“A lark,” he explained; “there was one singing its head off, this morning. I say, Dick, this will be a good field for a kite, won’t it? But wait a bit.”
After every fresh thing that Sandy showed us in our field, he always finished by saying, “Wait a bit"; and that was because there was always something else better still.
“There’s a brook at the bottom there,” he said, “with lots of fresh-water shrimps. I wonder whether they would boil red. But wait a bit. This hedge, you see, has got a very high bank, and it’s worn into kind of ledges. I think we could play at ‘shops’ there—but wait a bit.”
“It’s almost too good, Sandy dear!” said I, as we crossed the field to the opposite hedge.
“The best is to come,” said Sandy. “I’ve a very good mind not to let it out till to-morrow.” And to our distraction he sat down in the middle of the field, put his arms round his knees, as if we were playing at “Honey-pots,” and rocked himself backwards and forwards with a face of brimming satisfaction.
Neither Richard nor I would have been so mean as to explore on our own account, when the field was Sandy’s discovery, but we tried hard to persuade him to show us everything.
He had the most provoking way of laughing and holding his tongue, and he did that now, besides slowly turning all his pockets inside-out into his hands, and mumbling up the crumbs and odd currants, saying, “Guess!” between every mouthful.
But when there was not a crumb left in the seams of his pockets, Sandy turned them back, and jumping up, said—“One can only tell a secret once. It’s a hollow oak. Come along!”
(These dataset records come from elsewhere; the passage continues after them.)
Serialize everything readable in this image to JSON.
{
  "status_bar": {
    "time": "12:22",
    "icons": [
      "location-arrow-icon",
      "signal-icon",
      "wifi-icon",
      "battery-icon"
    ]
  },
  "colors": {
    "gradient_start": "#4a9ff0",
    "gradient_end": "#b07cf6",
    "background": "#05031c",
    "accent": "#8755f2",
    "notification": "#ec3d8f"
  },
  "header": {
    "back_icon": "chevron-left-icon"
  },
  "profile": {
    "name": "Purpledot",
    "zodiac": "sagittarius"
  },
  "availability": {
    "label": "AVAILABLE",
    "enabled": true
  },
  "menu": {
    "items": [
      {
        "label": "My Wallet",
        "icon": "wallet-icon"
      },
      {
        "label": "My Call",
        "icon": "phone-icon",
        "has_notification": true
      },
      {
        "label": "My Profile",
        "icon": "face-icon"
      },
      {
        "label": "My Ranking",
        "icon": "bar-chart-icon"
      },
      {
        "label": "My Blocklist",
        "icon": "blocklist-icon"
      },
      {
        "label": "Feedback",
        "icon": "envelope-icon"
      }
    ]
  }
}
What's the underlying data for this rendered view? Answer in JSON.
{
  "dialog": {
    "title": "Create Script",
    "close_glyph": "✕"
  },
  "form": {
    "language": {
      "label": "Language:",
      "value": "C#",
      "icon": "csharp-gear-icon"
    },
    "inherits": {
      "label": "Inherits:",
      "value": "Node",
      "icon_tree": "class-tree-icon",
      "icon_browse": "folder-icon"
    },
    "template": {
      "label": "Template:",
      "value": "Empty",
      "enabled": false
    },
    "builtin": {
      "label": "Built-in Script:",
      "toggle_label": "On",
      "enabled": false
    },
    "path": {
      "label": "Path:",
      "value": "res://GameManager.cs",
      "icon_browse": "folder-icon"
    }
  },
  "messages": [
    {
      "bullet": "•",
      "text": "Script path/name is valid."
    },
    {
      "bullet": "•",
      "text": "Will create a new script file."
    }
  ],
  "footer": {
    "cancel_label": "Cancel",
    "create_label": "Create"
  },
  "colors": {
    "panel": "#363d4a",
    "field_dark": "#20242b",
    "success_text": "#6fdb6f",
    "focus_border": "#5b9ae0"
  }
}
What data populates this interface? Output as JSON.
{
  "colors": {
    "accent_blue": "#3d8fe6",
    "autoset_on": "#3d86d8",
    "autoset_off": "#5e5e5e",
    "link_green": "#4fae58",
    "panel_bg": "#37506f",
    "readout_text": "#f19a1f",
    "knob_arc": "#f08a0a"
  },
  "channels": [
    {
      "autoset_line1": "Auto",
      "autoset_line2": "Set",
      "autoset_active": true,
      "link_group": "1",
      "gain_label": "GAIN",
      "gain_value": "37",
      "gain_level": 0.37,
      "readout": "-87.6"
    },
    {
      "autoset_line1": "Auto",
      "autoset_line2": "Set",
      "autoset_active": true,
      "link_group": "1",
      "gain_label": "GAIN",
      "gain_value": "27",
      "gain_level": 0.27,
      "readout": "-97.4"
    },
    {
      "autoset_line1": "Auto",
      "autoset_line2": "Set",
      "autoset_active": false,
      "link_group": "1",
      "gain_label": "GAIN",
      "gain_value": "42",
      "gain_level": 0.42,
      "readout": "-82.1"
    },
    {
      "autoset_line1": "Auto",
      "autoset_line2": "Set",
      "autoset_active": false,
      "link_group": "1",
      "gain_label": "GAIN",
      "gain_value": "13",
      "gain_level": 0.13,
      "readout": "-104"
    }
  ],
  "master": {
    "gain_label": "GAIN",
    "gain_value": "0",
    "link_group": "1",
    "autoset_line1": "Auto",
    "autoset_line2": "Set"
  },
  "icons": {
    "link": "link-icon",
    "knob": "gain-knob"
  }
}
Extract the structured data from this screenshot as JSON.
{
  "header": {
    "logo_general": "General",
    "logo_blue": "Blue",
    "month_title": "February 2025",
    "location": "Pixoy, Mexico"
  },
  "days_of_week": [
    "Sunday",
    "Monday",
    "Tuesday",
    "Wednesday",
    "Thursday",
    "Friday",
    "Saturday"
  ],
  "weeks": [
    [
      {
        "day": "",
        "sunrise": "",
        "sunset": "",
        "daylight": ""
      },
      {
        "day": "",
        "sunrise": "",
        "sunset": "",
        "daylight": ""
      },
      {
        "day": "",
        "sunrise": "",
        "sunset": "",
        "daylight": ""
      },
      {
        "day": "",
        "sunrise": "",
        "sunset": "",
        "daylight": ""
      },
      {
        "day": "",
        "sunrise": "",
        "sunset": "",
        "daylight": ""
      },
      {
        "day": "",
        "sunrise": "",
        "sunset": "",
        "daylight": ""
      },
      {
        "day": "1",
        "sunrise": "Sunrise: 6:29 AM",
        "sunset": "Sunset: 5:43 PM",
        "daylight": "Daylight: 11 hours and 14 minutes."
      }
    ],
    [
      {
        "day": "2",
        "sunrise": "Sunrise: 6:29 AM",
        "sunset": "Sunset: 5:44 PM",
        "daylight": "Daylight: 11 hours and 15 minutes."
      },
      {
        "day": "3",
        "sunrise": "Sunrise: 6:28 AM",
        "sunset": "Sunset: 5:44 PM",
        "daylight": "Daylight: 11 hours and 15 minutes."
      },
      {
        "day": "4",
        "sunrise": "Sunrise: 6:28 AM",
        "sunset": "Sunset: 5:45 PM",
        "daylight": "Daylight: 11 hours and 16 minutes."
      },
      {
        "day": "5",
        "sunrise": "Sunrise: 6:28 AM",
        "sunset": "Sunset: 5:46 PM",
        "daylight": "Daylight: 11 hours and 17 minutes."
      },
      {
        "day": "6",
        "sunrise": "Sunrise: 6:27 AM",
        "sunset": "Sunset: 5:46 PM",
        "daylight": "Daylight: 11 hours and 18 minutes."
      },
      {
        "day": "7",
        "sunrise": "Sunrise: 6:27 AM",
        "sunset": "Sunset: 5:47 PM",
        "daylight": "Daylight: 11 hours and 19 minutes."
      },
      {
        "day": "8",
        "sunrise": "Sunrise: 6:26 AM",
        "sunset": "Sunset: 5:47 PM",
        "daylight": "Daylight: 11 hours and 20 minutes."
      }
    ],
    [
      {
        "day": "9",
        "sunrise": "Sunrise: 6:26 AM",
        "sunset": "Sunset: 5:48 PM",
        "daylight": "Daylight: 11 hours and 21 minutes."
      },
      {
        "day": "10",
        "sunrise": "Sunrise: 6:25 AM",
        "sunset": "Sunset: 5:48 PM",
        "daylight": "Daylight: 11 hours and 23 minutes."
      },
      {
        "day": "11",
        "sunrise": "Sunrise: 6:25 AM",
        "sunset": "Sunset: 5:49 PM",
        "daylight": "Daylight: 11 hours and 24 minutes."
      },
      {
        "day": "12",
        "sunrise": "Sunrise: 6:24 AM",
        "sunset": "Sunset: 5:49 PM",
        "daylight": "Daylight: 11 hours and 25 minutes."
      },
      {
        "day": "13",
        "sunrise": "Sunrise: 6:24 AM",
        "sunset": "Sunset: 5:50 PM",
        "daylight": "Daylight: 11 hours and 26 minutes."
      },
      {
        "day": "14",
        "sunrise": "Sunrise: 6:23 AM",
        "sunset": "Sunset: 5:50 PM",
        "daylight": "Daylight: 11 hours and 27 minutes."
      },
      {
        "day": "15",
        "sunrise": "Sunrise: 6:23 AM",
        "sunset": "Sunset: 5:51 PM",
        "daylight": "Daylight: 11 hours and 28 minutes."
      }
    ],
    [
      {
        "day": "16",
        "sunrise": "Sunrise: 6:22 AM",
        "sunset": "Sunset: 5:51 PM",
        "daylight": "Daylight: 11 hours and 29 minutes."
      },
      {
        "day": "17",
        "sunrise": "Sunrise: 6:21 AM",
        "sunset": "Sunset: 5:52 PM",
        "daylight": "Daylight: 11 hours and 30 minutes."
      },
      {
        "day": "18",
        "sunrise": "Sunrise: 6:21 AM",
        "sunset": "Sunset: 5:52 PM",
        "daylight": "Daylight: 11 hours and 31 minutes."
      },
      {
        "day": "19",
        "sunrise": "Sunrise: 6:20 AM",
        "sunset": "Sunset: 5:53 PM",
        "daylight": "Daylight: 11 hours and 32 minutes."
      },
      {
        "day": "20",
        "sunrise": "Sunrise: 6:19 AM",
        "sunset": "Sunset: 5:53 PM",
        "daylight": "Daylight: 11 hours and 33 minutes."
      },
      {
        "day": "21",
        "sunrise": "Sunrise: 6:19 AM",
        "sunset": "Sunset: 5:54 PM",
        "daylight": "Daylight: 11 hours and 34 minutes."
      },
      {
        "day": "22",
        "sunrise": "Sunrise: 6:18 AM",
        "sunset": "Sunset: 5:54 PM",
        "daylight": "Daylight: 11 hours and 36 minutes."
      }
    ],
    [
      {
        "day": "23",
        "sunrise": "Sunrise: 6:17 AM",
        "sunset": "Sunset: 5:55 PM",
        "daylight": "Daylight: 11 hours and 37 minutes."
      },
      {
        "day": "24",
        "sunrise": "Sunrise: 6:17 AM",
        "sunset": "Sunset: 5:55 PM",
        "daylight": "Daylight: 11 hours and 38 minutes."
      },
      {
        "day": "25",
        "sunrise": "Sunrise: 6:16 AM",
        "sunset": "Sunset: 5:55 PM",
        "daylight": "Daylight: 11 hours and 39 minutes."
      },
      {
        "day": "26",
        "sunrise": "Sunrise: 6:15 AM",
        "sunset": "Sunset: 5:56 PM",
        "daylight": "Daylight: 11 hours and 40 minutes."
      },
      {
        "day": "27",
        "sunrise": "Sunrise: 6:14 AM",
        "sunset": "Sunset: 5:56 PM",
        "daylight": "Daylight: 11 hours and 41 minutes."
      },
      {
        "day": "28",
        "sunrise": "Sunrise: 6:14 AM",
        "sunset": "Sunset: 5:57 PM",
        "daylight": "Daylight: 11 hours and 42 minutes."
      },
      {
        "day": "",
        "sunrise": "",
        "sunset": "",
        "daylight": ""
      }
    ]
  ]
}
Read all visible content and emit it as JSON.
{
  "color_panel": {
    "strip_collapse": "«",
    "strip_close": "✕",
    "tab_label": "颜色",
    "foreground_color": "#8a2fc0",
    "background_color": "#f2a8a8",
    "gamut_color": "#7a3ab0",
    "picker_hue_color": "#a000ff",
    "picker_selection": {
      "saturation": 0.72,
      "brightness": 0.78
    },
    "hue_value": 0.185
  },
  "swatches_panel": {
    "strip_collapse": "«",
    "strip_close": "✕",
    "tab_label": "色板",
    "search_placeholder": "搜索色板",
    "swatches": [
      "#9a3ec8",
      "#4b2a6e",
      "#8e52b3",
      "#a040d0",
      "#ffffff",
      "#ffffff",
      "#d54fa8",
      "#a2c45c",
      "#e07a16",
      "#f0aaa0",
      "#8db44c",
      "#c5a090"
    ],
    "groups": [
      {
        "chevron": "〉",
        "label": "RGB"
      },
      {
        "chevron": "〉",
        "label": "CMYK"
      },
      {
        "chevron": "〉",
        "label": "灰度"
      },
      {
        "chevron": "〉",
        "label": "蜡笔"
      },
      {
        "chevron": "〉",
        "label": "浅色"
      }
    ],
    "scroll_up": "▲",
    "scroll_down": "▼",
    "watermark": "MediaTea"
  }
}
He ran and we ran, to the other side of Our Field. I had read of hollow oaks, and seen pictures of them, and once I dreamed of one, with a witch inside, but we had never had one to play in. We were nearly wild with delight. It looked all solid from the field, but when we pushed behind, on the hedge side, there was the door, and I crept in, and it smelt of wood, and delicious damp. There could not be a more perfect castle, and though there were no windows in the sides, the light came in from the top, where the polypody hung over like a fringe. Sandy was quite right. It was the very best thing in Our Field.
Perronet was as fond of the field as we were. What he liked were the little birds. At least, I don’t know that he liked them, but they were what he chiefly attended to. I think he knew that it was our field, and thought he was the watch-dog of it, and whenever a bird settled down anywhere, he barked at it, and then it flew away, and he ran barking after it till he lost it; and by that time another had settled down, and then Perronet flew at him, and so on, all up and down the hedge. He never caught a bird, and never would let one sit down, if he could see it.